“Nobody is.”
Georgia Blue turned to stare at Durant, then looked quickly away.
“So you and Ms. Blue—”
“Better call me Georgia.”
“So you and Georgia will buy the tapes from the blackmailer with my million dollars?”
“You tell her, Georgia,” Durant said.
“When it’s all over,” Georgia Blue said slowly, “we plan to hand you the tapes and also your million dollars and possibly even the blackmailer.”
Ione Gamble seemed to shrink back in her wooden swivel chair.
“Possibly?” she said, almost whispering the word.
“It’s possible the blackmailer will be dead.”
Ione Gamble shrank even farther back in the chair, as if to get as far away from Blue and Durant as possible. She stared down at her desktop, stroked the flop-eared rabbit, as though for reassurance, then looked up at Overby and said, “I don’t really want to hear any more, Otherguy.”
Thirty-seven
It was 2:42 P.M. When Georgia Blue began counting the $300,000 in Jack Broach’s Beverly Hills office. There were thirty bound packets of currency stacked on his eighteenth-century French desk, each packet containing $10,000 in hundred-dollar bills. Blue stood, counting silently. When done, she carefully packed the money into a dark blue nylon carryall she had bought at a Sav-On drugstore for $8.95 plus tax.
Broach sat behind his desk, not speaking until she zipped up the carryall. He then smiled and said, “One million exactly, right?”
Georgia Blue sat down in a chair in front of the desk, stared at him for a moment, then said, “Exactly.”
“A receipt in that amount might prove useful someday.”

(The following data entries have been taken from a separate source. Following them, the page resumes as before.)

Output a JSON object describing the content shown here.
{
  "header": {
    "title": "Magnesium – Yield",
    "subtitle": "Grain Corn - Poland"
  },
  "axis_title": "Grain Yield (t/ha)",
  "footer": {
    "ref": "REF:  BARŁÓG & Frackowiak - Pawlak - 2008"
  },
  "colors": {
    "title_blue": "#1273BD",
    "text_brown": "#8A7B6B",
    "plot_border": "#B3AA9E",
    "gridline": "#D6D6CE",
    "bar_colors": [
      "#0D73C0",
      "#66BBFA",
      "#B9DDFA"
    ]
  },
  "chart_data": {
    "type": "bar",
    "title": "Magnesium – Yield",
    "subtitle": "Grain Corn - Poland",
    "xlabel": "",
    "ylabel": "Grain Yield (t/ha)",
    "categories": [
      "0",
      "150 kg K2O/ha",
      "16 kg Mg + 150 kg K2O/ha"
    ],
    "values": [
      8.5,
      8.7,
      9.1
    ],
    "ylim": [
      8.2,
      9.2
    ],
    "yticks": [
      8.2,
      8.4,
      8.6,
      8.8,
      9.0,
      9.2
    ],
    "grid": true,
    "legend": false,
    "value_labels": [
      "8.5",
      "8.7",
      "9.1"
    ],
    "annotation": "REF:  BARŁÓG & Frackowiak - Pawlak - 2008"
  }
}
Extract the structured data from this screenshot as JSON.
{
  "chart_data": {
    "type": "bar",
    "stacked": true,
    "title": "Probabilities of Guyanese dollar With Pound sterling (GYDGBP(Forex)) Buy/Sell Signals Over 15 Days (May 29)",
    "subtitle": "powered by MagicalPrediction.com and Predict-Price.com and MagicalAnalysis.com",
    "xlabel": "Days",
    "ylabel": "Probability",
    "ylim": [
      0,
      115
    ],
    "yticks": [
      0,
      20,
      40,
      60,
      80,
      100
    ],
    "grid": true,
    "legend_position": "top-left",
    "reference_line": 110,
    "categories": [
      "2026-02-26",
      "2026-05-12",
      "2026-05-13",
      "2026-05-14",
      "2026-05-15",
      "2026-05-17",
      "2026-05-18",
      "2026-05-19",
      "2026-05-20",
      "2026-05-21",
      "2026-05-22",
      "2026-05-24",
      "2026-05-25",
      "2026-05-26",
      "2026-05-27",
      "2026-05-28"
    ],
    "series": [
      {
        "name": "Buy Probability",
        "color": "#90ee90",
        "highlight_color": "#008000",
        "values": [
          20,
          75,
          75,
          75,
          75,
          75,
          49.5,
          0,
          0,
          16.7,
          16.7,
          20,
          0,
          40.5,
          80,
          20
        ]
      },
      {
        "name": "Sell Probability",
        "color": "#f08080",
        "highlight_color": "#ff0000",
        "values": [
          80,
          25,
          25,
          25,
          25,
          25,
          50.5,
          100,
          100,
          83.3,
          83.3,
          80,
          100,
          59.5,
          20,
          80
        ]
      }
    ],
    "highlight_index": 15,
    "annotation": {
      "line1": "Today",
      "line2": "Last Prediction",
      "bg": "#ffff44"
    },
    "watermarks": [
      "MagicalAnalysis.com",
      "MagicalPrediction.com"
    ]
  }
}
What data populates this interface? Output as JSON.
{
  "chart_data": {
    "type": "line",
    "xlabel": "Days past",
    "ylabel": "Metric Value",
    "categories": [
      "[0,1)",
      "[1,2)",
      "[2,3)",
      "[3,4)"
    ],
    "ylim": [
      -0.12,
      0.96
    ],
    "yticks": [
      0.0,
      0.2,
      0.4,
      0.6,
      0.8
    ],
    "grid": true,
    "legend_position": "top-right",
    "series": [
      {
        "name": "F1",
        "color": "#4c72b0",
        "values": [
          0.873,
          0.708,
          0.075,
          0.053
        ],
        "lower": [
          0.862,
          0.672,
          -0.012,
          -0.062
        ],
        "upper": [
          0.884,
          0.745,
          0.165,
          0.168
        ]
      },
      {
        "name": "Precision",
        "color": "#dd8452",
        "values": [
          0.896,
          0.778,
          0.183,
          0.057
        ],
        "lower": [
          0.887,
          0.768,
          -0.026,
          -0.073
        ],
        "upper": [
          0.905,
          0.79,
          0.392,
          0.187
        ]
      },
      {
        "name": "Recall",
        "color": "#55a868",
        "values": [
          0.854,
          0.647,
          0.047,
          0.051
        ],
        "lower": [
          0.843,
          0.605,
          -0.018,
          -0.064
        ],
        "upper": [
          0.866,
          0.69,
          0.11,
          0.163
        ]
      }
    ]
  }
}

“Useful to you, not to me.”
“I thought it worth a try.”
She shrugged. “Anything else?”
He leaned toward her, forearms on the ornate desktop, the well-cared-for hands clasped, a look of what seemed to be genuine interest, even curiosity, on his face. “I’d like to know how it’ll work—the mechanics of it.”
“The details,” she said.
He nodded.
“That’s normal,” she said. “Most people become curious when they find themselves in a mess like this for the first time. They ask who-does-what-and-when questions—probably because so much money’s involved.”
“It does spark the curiosity,” Broach said.
“All right. Here’s how it’ll work. When Oil Drum calls later this afternoon—”
“Oil Drum?”
“It’s our name for the seller because of his electronically distorted voice.”
“I see.”
“When he calls—”
Again Broach interrupted. “Who’ll be taking the call?”
“Artie Wu. I’ll probably listen in on an extension. Quincy Durant might also listen in—or he might not.”
Broach nodded, satisfied.
“Anyway,” she said, “after Oil Drum calls, he’ll be told the money’s ready.”
“The million?”
“The million. We’ll then settle on where to make the buy. It’ll be a quiet, out-of-the-way place.”
“What kind of place?”
“A place where he can count the money in private and where I can check out the tape on a VCR.”
“You have such a place in mind?”
“Yes.”
“Where?”
“Sorry.”
“Of course,” Broach said. “Security.”
“Common sense,” said Georgia Blue. “Artie and Oil Drum will dicker about the place. Oil Drum’ll turn our first suggestion down and we’ll reject his alternate proposal. Artie’ll then recommend the place we wanted all along and make it clear that unless Oil Drum agrees, the deal’s off.”